No blood for oil! was the rallying cry for the anti-war environmental left opposed to Operation Desert Storm. Yet these same activists are now urging just this kind of trade-off by supporting a bill by Sen. Richard Bryan, D‑Nev., which proposes new, stringent auto fuel-efficiency standards.

Although they didn’t believe that the liberation of Kuwait and the overthrow of Saddam Hussein was worth a single American life, they apparently believe that requiring automakers to sell cars that get an average of 40 miles a gallon is worth between 75,000 and 149,000 American lives over 10 years — between 1,800 and 3,600 in Missouri alone.

This staggering body count is based on a recent Harvard University-Brookings Institute study that concluded that the existing corporate average fuel efficiency (CAFE) standard, which requires automakers to ensure that their auto fleet gets an average of 27.5 mpg, has been directly responsible for between 34,900 and 67,300 highway fatalities over 10 years.

If the CAFE standard were increased to 40 mpg, as proposed by Bryan and his environmentalist allies, this death toll would more than double, according to Robert Crandall of the Brookings Institute, co-author of the study.

Indeed, the relationship between high-mileage cars and body-bags is the strongest finding of the past two decades of auto-safety research. Why? Because cars generally get good mileage by decreasing body weight and “downsizing.” The average weight of a car fell to 3,100 pounds in 1989 from 4,100 pounds in 1975, when CAFE was first passed by Congress. Although fuel efficiency more than doubled (without, incidentally, decreasing our oil imports) so did the vulnerability of American motorists.

Even Ralph Nader, one of the most prominent advocates of a 40 mpg CAFE standard, concedes that “larger cars are safer — there is more bulk to protect the occupant.”

Larger cars, however, could never meet a 40 mpg standard. There is no “magic carpet” technology to do so, no matter how much we wish there were.

The Department of Energy estimates that, at best, a 40 mpg CAFE standard would save 500,000 barrels of oil a day. By means of comparison, simply reducing gasoline volatility standards (adopted to reduce hydrocarbon emissions from cars) would save 27.4 million barrels of oil annually. Environmentalists, of course , would object to such a strategy, being more willing to sacrifice tens of thousands of lives than accept even a marginal reduction of air quality.

Although proponents claim that the CAFE standard was responsible for increased automobile fuel efficiency since 1975, Crandall believes that increased fuel prices, and thus increased market demand for fuel-efficient cars, made certain that America would have made these same gains in automobile efficiency without CAFE.

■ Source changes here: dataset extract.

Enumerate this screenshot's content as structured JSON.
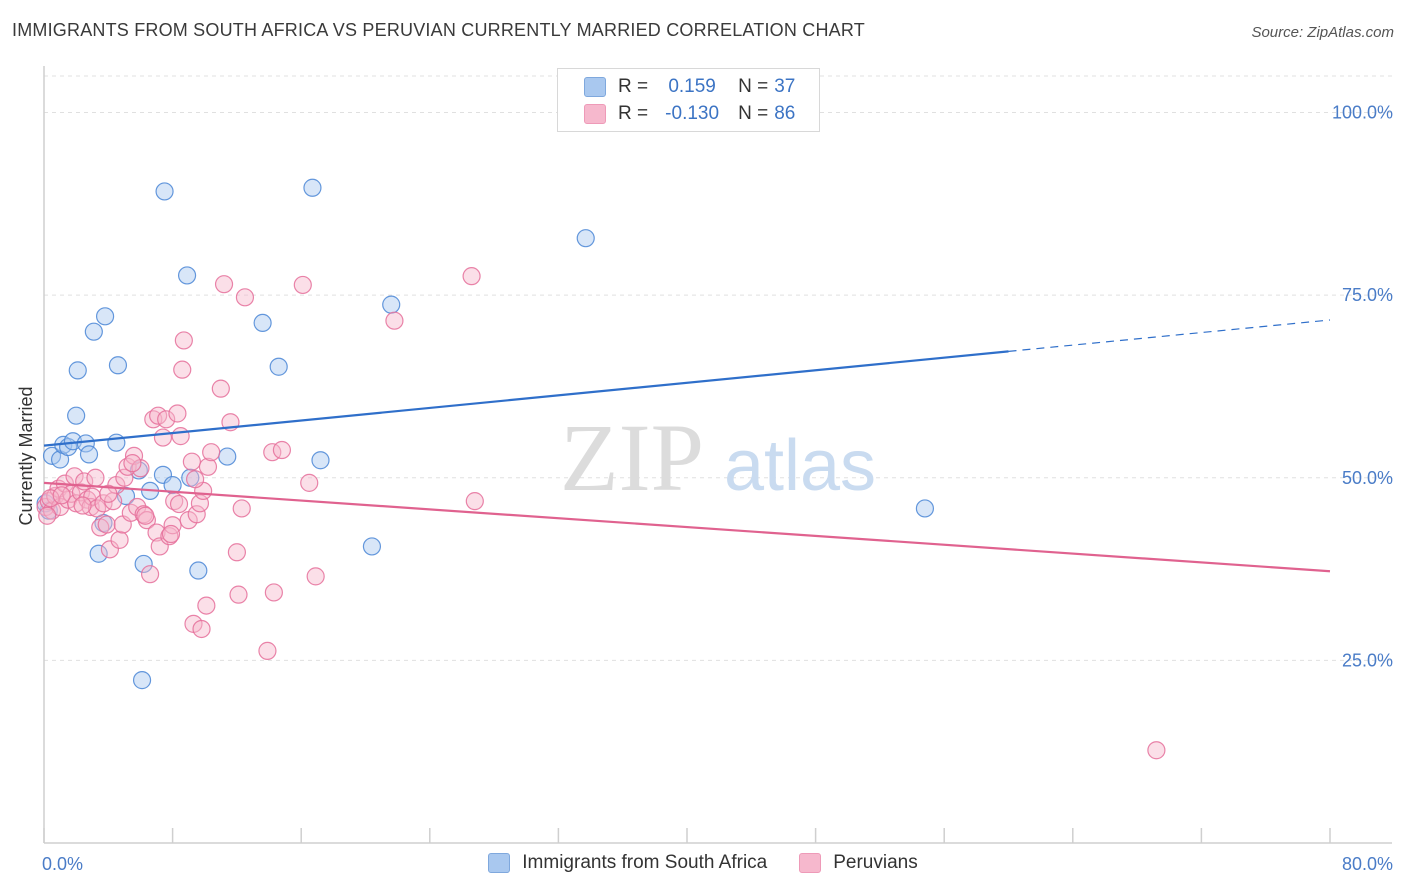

Moreover, numerous studies have found that cars that get better mileage tend to get driven more often than cars that don’t. It simply makes driving relatively cheap for motorists. The increase in miles driven by automobiles is expected to largely offset any gains in fuel efficiency standards as far as gasoline consumption is concerned.

A higher CAFE standard could also encourage people to hold on to their older, larger cars a few years longer than they might otherwise, or turn to the used-car market for models no longer available. Why? Because people don’t like driving in breadboxes. Only 2.7 percent of all new car purchases are from among those that meet the Bryan standards. But in a 40 mpg CAFE world, the Ford Escort, according to automobile market consultants, would become the standard for a “family-sized car.”

Consumer reluctance to buy these highway equivalents to the golf cart will not only mitigate potential fuel-efficiency gains but increase air pollution. Older cars generally emit more pollutants than newer cars. In fact, 83 percent of all automobile pollutants come from pre-1981 cars. Any policy that encourages used-car purchases or the retention of older cars, according to the Brookings Institute, will lead to increased air pollution.

If not CAFE, then, what do we do to encourage energy conservation? We rely on an old concept now universally popular in every corner of the world save that of our own nation’s capital — the free market. Since energy costs are considered an expensive overhead for business, there is every incentive in a free market to increase energy efficiency and thus increase profits. This has indeed happened. Since 1970, the amount of energy that America has used to produce each dollar’s worth of products has fallen by nearly a third, while GNP has nearly doubled. Undeterred by the facts, however, the environmentalist drumbeat goes on for “mandatory conservation.”

There is some reason to believe, however, that these facts aren’t falling on deaf ears. Sen. Bryan, for example, continues to drive a comfortable, safe Oldsmobile 98.